The straggler problem can be overcome by having a replica of each shard. Each leaf request from the root node is load-balanced across all the healthy replicas to the shard.

Functions & Event-Driven processing:

Function as a Service (FaaS) and event-driven applications have emerged with the advent of cluster orchestrators to handle a single event. Even though certain times FaaS and serverless are frequently used together, however, they’re different. Serverless computing can be applied to different kinds of services, where there’s no need to maintain a specific set of servers, and those services may not be event-driven. Conversely, an event-driven FaaS can be run on a Kubernetes cluster container couple of servers, in which case the application becomes event-driven but not serverless.

Advantages of FaaS:
  • Simplifies code deployment: No need to manage a cluster of servers and deploy on them
  • Managed & Scaled automatically
  • Good fit for responding to a temporal event
Disadvantages of FaaS:
  • No real representation of the dependencies or interactions between different functions
  • Need to adopt rigorous monitoring and alerting for how the system is behaving
  • Poor fit for the compute-heavy or memory-hog activities
  • Economics for pay-per-request tends to become bad as request handling becomes more frequent
Decorator Pattern:

FaaS is ideal for deploying simple functions that can take an input transform it into an output, and then pass it to a different service.

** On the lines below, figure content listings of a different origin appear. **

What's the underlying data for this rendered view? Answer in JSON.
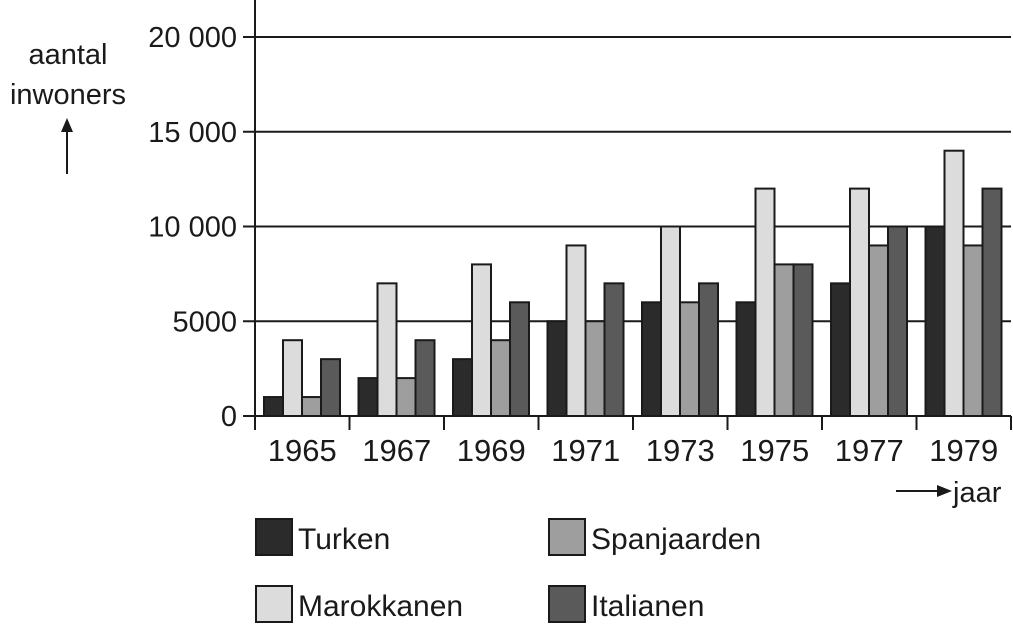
{
  "chart_data": {
    "type": "bar",
    "ylabel_lines": [
      "aantal",
      "inwoners"
    ],
    "xlabel": "jaar",
    "categories": [
      "1965",
      "1967",
      "1969",
      "1971",
      "1973",
      "1975",
      "1977",
      "1979"
    ],
    "y_ticks": [
      "0",
      "5000",
      "10 000",
      "15 000",
      "20 000"
    ],
    "y_tick_values": [
      0,
      5000,
      10000,
      15000,
      20000
    ],
    "ylim": [
      0,
      20000
    ],
    "grid": "horizontal",
    "legend_position": "bottom",
    "series": [
      {
        "name": "Turken",
        "color": "#2b2b2b",
        "values": [
          1000,
          2000,
          3000,
          5000,
          6000,
          6000,
          7000,
          10000
        ]
      },
      {
        "name": "Marokkanen",
        "color": "#dcdcdc",
        "values": [
          4000,
          7000,
          8000,
          9000,
          10000,
          12000,
          12000,
          14000
        ]
      },
      {
        "name": "Spanjaarden",
        "color": "#9e9e9e",
        "values": [
          1000,
          2000,
          4000,
          5000,
          6000,
          8000,
          9000,
          9000
        ]
      },
      {
        "name": "Italianen",
        "color": "#5a5a5a",
        "values": [
          3000,
          4000,
          6000,
          7000,
          7000,
          8000,
          10000,
          12000
        ]
      }
    ],
    "legend_order": [
      "Turken",
      "Spanjaarden",
      "Marokkanen",
      "Italianen"
    ]
  }
}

There’s a distinct difference between requests and events, and it has to do with the notion of a session. Requests can be thought of as a part of a larger series of interactions as part of a session, whereas events tend to be single-instance and asynchronous. Events are also independent and stateless.

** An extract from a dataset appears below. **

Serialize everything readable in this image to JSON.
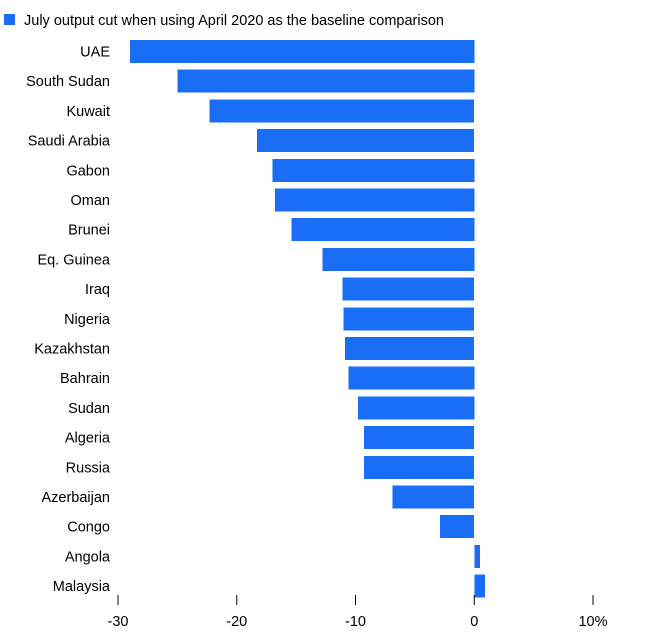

Use case-wise it’s similar to the adapter container, that we’ve discussed as part of the co-scheduled pattern. However certain times we would like to have it decoupled and changed independently depending on the service consuming the output.

Example Problems:

  1. Adding request defaulting before request processing
  2. Implementing two-factor authentication
  3. Implementing pipe-line for new-user signup

TODO:

  • Implementation is pending for these two patterns

References:

  1. Designing Distributed Systems: Patterns & Paradigms for Scalable, Reliable Services
Written on September 2, 2023